第2話 武器はフライパンで

 獣の咆哮がドーム状の空間に響き渡る。その声の圧力だけで、風化した石壁がパラパラと崩れ落ちるほどだった。ロックバード——少女がギルドランク上位指定と称するだけの脅威が、今まさに二人を襲わんとしている。


「来るわよ!」


 少女の叫びに、リュウジは反射的にフライパンを構えた。不恰好この上ない構えだが、彼にとってはこれが唯一の武器だった。


 そのフライパンは、正確には鍋に近い形状をしていた。深めの底と幅広の口、長く太い柄——煮る、焼く、揚げる、茹でる、何でもこなせそうな万能調理器具。異世界に飛ばされた瞬間、なぜこれが手元に現れたのかは分からない。しかし、今はこれにすがるしかなかった。


「——ッ!」


 ロックバードの巨大な嘴が閃き、リュウジは反射的にフライパンを前に突き出す。鋭い衝突音が響き渡り、彼の体はボールのように吹き飛ばされた。


「クソッ……!」


 背中を地面に強く打ちつけ、肺から空気が一気に吐き出される。視界の端で、少女が素早く詠唱を始めていた。


「終わりなき凝結。刹那に散り行く水霊たちの宴。凍てつく氷は飛礫となりて、硬い飛礫は矢となりて。穿て——アイスニードル!」


 彼女のダガーから放たれた無数の氷の針が、ロックバードの黒い羽毛を貫こうと飛翔する。しかし、その硬質な羽は簡単には傷つかず、浅く刺さっただけで砕け散った。


「……ダメね、決定打にはならないか」


 少女が舌打ちをしながらバックステップで距離を取る。リュウジは苦笑しつつ立ち上がった。


「いや、十分だ。俺にも少し考えがある」


「はぁ?何よ、そのフライパンで何を——」


 少女の言葉を遮るように、ロックバードが突進してくる。その瞬間、リュウジは地面に落ちていた小石をフライパンで強打した。


 カァン!


 甲高い音が反響し、ロックバードの動きが一瞬止まる。まるで獲物の悲鳴を聞きつけたかのように、怪鳥は音のした方向に顔を向けた。


「なるほど、音に反応するタイプか……」


 リュウジはニヤリと笑い、フライパンを再び強く叩いた。


「おい、こっちだ!デカ鳥!」


「アンタ、正気!?気を引いてどうするのよ!」


「いいから、次の魔法を用意しておけ!」


 ロックバードは翼を大きく広げ、再び突進してくる。リュウジはフライパンを片手に、ギリギリまでその攻撃を引きつけた。


「今だ!魔法を、もう一回!」


 少女が即座に詠唱し、氷の針が放たれる。
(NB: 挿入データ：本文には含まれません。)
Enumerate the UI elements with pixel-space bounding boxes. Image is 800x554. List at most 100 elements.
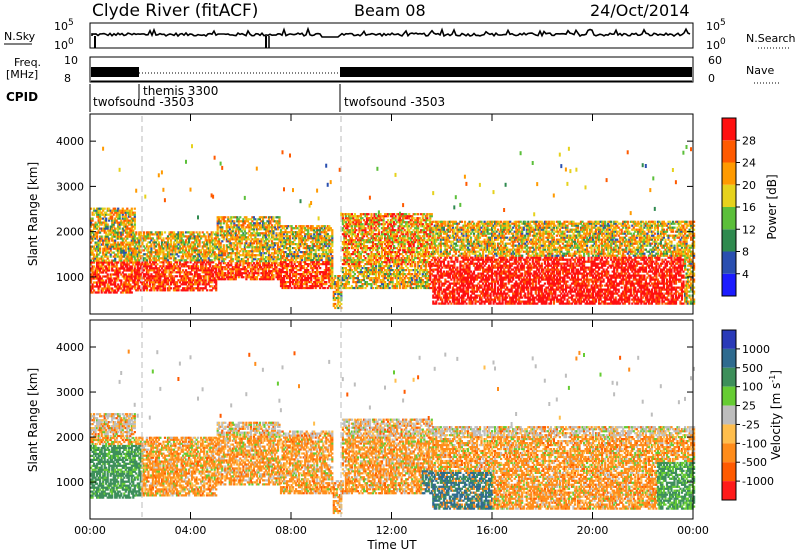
power-scatter-cell <box>301 241 304 244</box>
power-scatter-cell <box>216 276 219 279</box>
power-scatter-cell <box>302 265 305 268</box>
power-scatter-cell <box>109 281 112 284</box>
power-scatter-cell <box>112 229 115 232</box>
power-scatter-cell <box>93 213 96 216</box>
power-scatter-cell <box>275 234 278 237</box>
power-scatter-cell <box>402 231 405 234</box>
power-scatter-cell <box>115 211 118 214</box>
power-scatter-cell <box>109 283 112 286</box>
power-scatter-cell <box>206 289 209 292</box>
power-scatter-cell <box>224 274 227 277</box>
power-scatter-cell <box>267 262 271 265</box>
power-scatter-cell <box>203 287 206 290</box>
power-scatter-cell <box>105 219 108 222</box>
power-scatter-cell <box>266 248 269 251</box>
power-scatter-cell <box>246 260 249 263</box>
power-scatter-cell <box>168 233 171 236</box>
power-scatter-cell <box>133 227 136 230</box>
power-scatter-cell <box>286 267 289 270</box>
power-scatter-cell <box>210 281 213 284</box>
power-scatter-cell <box>115 271 118 274</box>
power-scatter-cell <box>192 269 195 272</box>
power-scatter-cell <box>237 226 240 229</box>
power-scatter-cell <box>96 253 99 256</box>
power-scatter-cell <box>165 269 168 272</box>
power-scatter-cell <box>157 249 160 252</box>
power-scatter-cell <box>367 213 370 216</box>
power-scatter-cell <box>258 240 261 243</box>
power-scatter-cell <box>293 285 296 288</box>
power-scatter-cell <box>117 217 120 220</box>
power-scatter-cell <box>228 234 231 237</box>
power-scatter-cell <box>364 229 367 232</box>
power-scatter-cell <box>127 211 130 214</box>
power-scatter-cell <box>246 238 249 241</box>
power-scatter-cell <box>261 254 265 257</box>
power-scatter-cell <box>374 237 378 240</box>
power-scatter-cell <box>219 230 222 233</box>
power-scatter-cell <box>266 258 269 261</box>
power-scatter-cell <box>215 231 218 234</box>
power-scatter-cell <box>147 247 150 250</box>
power-scatter-cell <box>171 247 174 250</box>
power-scatter-cell <box>283 251 286 254</box>
power-scatter-cell <box>109 227 112 230</box>
power-scatter-cell <box>200 277 203 280</box>
power-scatter-cell <box>183 251 186 254</box>
power-scatter-cell <box>231 242 234 245</box>
power-scatter-cell <box>142 231 145 234</box>
power-scatter-cell <box>245 246 248 249</box>
power-scatter-cell <box>198 243 201 246</box>
noise-left-tick-top: 105 <box>54 18 74 33</box>
power-scatter-cell <box>267 244 271 247</box>
power-scatter-cell <box>124 285 127 288</box>
power-scatter-cell <box>130 277 133 280</box>
power-scatter-cell <box>218 216 221 219</box>
power-scatter-cell <box>272 246 275 249</box>
power-scatter-cell <box>267 268 271 271</box>
power-scatter-cell <box>317 253 320 256</box>
power-scatter-cell <box>207 277 210 280</box>
power-scatter-cell <box>239 230 242 233</box>
power-scatter-cell <box>195 249 198 252</box>
power-scatter-cell <box>93 225 96 228</box>
power-scatter-cell <box>243 254 246 257</box>
power-scatter-cell <box>218 220 221 223</box>
power-scatter-cell <box>198 261 201 264</box>
power-scatter-cell <box>189 233 192 236</box>
power-scatter-cell <box>296 279 299 282</box>
power-scatter-cell <box>234 238 237 241</box>
power-scatter-cell <box>251 216 254 219</box>
power-scatter-cell <box>218 248 221 251</box>
power-scatter-cell <box>204 265 207 268</box>
power-scatter-cell <box>109 217 112 220</box>
power-scatter-cell <box>273 248 277 251</box>
power-scatter-cell <box>112 283 115 286</box>
power-scatter-cell <box>323 225 326 228</box>
power-scatter-cell <box>126 267 129 270</box>
power-scatter-cell <box>156 285 159 288</box>
power-scatter-cell <box>225 236 228 239</box>
power-scatter-cell <box>239 224 242 227</box>
power-scatter-cell <box>279 271 283 274</box>
power-scatter-cell <box>236 266 239 269</box>
power-scatter-cell <box>148 289 151 292</box>
power-scatter-cell <box>127 289 130 292</box>
power-scatter-cell <box>263 262 266 265</box>
power-scatter-cell <box>240 272 243 275</box>
power-scatter-cell <box>377 247 381 250</box>
station-title: Clyde River (fitACF) <box>92 1 258 21</box>
power-scatter-cell <box>207 281 210 284</box>
power-scatter-cell <box>390 253 393 256</box>
power-scatter-cell <box>243 234 246 237</box>
power-scatter-cell <box>186 251 189 254</box>
power-scatter-cell <box>305 285 308 288</box>
power-scatter-cell <box>400 223 403 226</box>
power-scatter-cell <box>246 236 249 239</box>
power-scatter-cell <box>99 249 102 252</box>
power-scatter-cell <box>240 220 243 223</box>
power-scatter-cell <box>163 241 167 244</box>
power-scatter-cell <box>221 218 224 221</box>
power-scatter-cell <box>99 267 102 270</box>
power-scatter-cell <box>114 273 117 276</box>
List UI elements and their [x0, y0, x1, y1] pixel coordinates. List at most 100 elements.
しかし、今回は違った。ロックバードが嘴を突き出した瞬間、リュウジはフライパンを地面に叩きつけ、砂埃を巻き上げた。


「目くらまし……!?」


 視界を奪われたロックバードは氷の針を避けることができず、脆弱な喉元に何本かの針が深々と突き刺さった。


「効いた……!?」


 しかし、勝利を確信したのも束の間、ロックバードは怒りに満ちた咆哮を上げ、力任せに翼を羽ばたかせた。


——ゴォオオオッ!


 突風がドーム内を吹き荒れ、床にヒビが入る。立っているので精一杯。ふわりと少女の華奢な体が宙に浮き、地面に打ちつけられるように落下する。
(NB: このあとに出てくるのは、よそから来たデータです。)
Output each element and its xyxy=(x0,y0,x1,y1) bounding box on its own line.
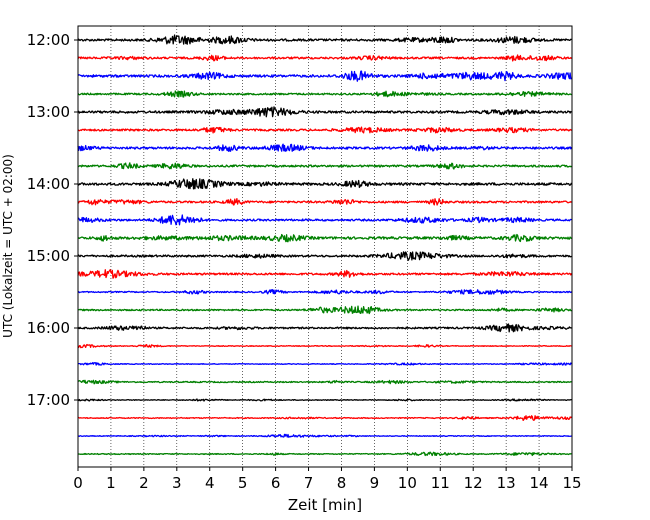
trace-1500 xyxy=(77,251,572,261)
x-tick-label: 4 xyxy=(205,474,215,492)
seismic-traces xyxy=(77,34,573,457)
trace-1430 xyxy=(77,214,572,226)
x-axis-label: Zeit [min] xyxy=(288,496,362,514)
x-tick-label: 14 xyxy=(530,474,549,492)
trace-1615 xyxy=(77,343,572,349)
trace-1300 xyxy=(77,106,573,118)
trace-1345 xyxy=(77,162,572,170)
trace-1230 xyxy=(77,70,573,82)
y-tick-label: 13:00 xyxy=(27,103,70,121)
x-tick-label: 15 xyxy=(562,474,581,492)
trace-1330 xyxy=(77,143,573,152)
trace-1715 xyxy=(77,415,572,422)
trace-1445 xyxy=(77,233,572,243)
y-tick-label: 12:00 xyxy=(27,31,70,49)
x-tick-label: 6 xyxy=(271,474,281,492)
trace-1245 xyxy=(77,90,572,98)
trace-1645 xyxy=(77,379,572,385)
trace-1200 xyxy=(77,34,572,45)
trace-1700 xyxy=(77,398,572,402)
trace-1215 xyxy=(77,54,573,62)
y-tick-label: 17:00 xyxy=(27,391,70,409)
trace-1315 xyxy=(77,126,572,134)
x-tick-label: 11 xyxy=(431,474,450,492)
trace-1730 xyxy=(77,433,572,438)
trace-1530 xyxy=(77,289,572,295)
trace-1400 xyxy=(77,178,573,190)
x-tick-label: 9 xyxy=(370,474,380,492)
x-tick-label: 12 xyxy=(464,474,483,492)
trace-1745 xyxy=(77,451,572,457)
plot-frame xyxy=(77,25,573,468)
y-tick-label: 14:00 xyxy=(27,175,70,193)
x-tick-label: 1 xyxy=(106,474,116,492)
trace-1545 xyxy=(77,305,572,315)
y-tick-label: 15:00 xyxy=(27,247,70,265)
x-tick-label: 3 xyxy=(172,474,182,492)
x-axis: 0 1 2 3 4 5 6 7 8 9 10 11 12 13 14 15 xyxy=(73,467,582,492)
trace-1600 xyxy=(77,323,572,333)
trace-1630 xyxy=(77,362,573,366)
trace-1415 xyxy=(77,198,572,206)
x-tick-label: 2 xyxy=(139,474,149,492)
x-tick-label: 13 xyxy=(497,474,516,492)
x-tick-label: 5 xyxy=(238,474,248,492)
y-tick-label: 16:00 xyxy=(27,319,70,337)
y-axis: 12:00 13:00 14:00 15:00 16:00 17:00 xyxy=(27,31,78,409)
x-tick-label: 7 xyxy=(304,474,314,492)
trace-1515 xyxy=(77,269,573,279)
x-tick-label: 8 xyxy=(337,474,347,492)
y-axis-label: UTC (Lokalzeit = UTC + 02:00) xyxy=(1,154,15,338)
x-tick-label: 0 xyxy=(73,474,83,492)
x-tick-label: 10 xyxy=(398,474,417,492)
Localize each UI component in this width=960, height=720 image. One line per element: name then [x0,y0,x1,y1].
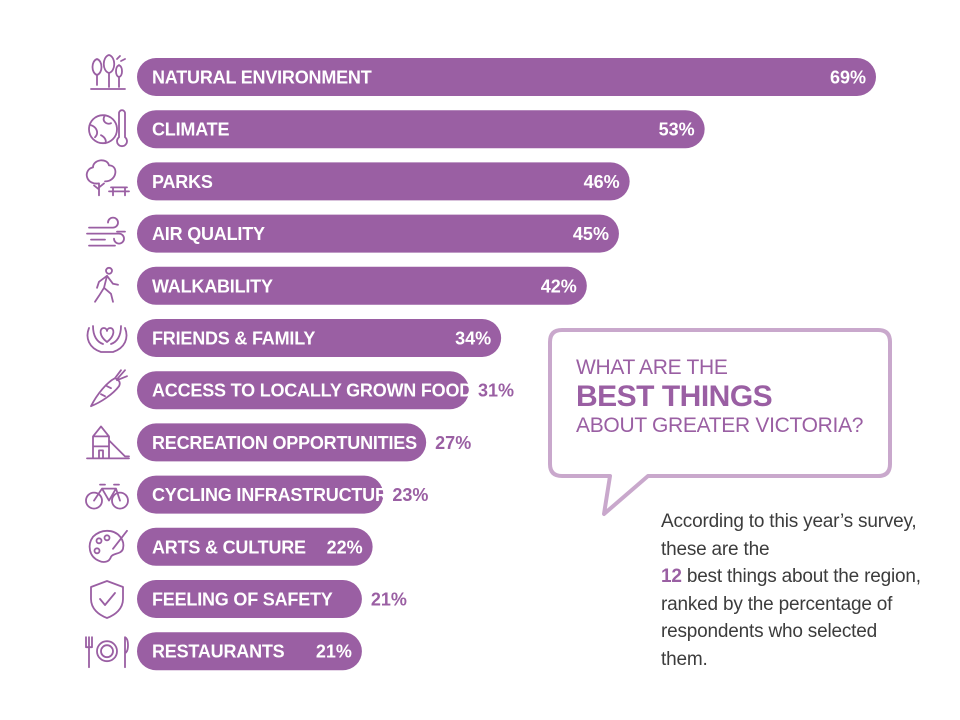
bar-label: FRIENDS & FAMILY [152,329,315,349]
note-number: 12 [661,566,682,587]
callout-bubble [548,328,892,516]
bar [137,371,470,410]
bar-label: RESTAURANTS [152,642,285,662]
bar [137,214,619,253]
value-label: 27% [435,433,471,453]
bar-row-arts-culture: ARTS & CULTURE 22% [88,527,373,566]
bar-row-parks: PARKS 46% [85,159,630,201]
plate-cutlery-icon [85,636,129,669]
walking-person-icon [94,266,119,303]
note-part-1: According to this year’s survey, these a… [661,511,917,560]
value-label: 46% [584,172,620,192]
bar-label: NATURAL ENVIRONMENT [152,68,372,88]
bar-row-friends-family: FRIENDS & FAMILY 34% [86,319,502,357]
bar-label: WALKABILITY [152,276,273,296]
bar [137,527,373,566]
trees-icon [90,54,126,90]
bar [137,632,362,671]
wind-icon [86,216,126,247]
callout-line-1: WHAT ARE THE [576,356,728,379]
park-tree-bench-icon [85,159,130,197]
bar [137,58,876,96]
bar-label: ARTS & CULTURE [152,537,306,557]
callout-border [548,328,892,516]
hands-heart-icon [86,325,128,353]
bar [137,423,427,462]
value-label: 42% [541,276,577,296]
bar-row-natural-environment: NATURAL ENVIRONMENT 69% [90,54,876,96]
bicycle-icon [85,483,129,510]
bar-label: ACCESS TO LOCALLY GROWN FOOD [152,381,472,401]
playground-slide-icon [86,425,130,460]
bar [137,580,362,618]
value-label: 34% [455,329,491,349]
value-label: 21% [316,642,352,662]
bar-label: AIR QUALITY [152,224,265,244]
value-label: 31% [478,381,514,401]
value-label: 69% [830,68,866,88]
bar-row-safety: FEELING OF SAFETY 21% [90,580,407,619]
bar [137,475,384,514]
value-label: 45% [573,224,609,244]
bar-row-walkability: WALKABILITY 42% [94,266,587,305]
bar-row-locally-grown-food: ACCESS TO LOCALLY GROWN FOOD 31% [90,369,514,410]
bar [137,266,587,305]
art-palette-icon [88,529,128,563]
shield-check-icon [90,580,124,619]
bar-label: PARKS [152,172,213,192]
value-label: 21% [371,590,407,610]
bar-row-recreation: RECREATION OPPORTUNITIES 27% [86,423,471,462]
callout-text: WHAT ARE THE BEST THINGS ABOUT GREATER V… [576,356,876,438]
bar-row-climate: CLIMATE 53% [88,109,705,149]
carrot-icon [90,369,128,408]
bar [137,319,502,357]
value-label: 53% [659,120,695,140]
bar [137,162,630,201]
bar-row-restaurants: RESTAURANTS 21% [85,632,362,671]
bar-label: FEELING OF SAFETY [152,590,333,610]
callout-headline: BEST THINGS [576,380,773,413]
note-part-2: best things about the region, ranked by … [661,566,921,670]
survey-note: According to this year’s survey, these a… [661,508,921,673]
bar-label: CYCLING INFRASTRUCTURE [152,485,400,505]
callout-line-3: ABOUT GREATER VICTORIA? [576,414,864,437]
globe-thermometer-icon [88,109,128,148]
bar [137,110,705,149]
bar-row-air-quality: AIR QUALITY 45% [86,214,619,253]
value-label: 23% [392,485,428,505]
bar-label: CLIMATE [152,120,229,140]
value-label: 22% [327,537,363,557]
bar-label: RECREATION OPPORTUNITIES [152,433,417,453]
 ロックバードは隙を見せた獲物に容赦はしない。咆哮と共に怪鳥の嘴が少女を襲う。


「させるか!」


 リュウジのフライパンが間一髪のところで攻撃を去なす。さらに体を張って盾となる。


「逃げて!床が——」


 少女が叫んだ瞬間、リュウジの足元が崩れ始めた。


「うわぁぁっ!」


 彼は咄嗟に少女の手を掴もうとしたが、間に合わない。二人は崩落する床と共に闇の中へと飲み込まれていった。


◇ ◇ ◇


 静寂が訪れた遺跡の底——。


 先に目を覚ましたのは少女だった。彼女は痛む身体を起こし、周囲を見渡す。薄明かりの中、倒れ伏すロックバードの巨体が視界に入った。崩落に巻き込まれ、岩に押し潰されたその姿は、もはや動く気配すらない。


「……死んでる、の?」


 呆然と呟き、ふと隣に視線を移す。そこには、意識を失ったままのリュウジが横たわっていた。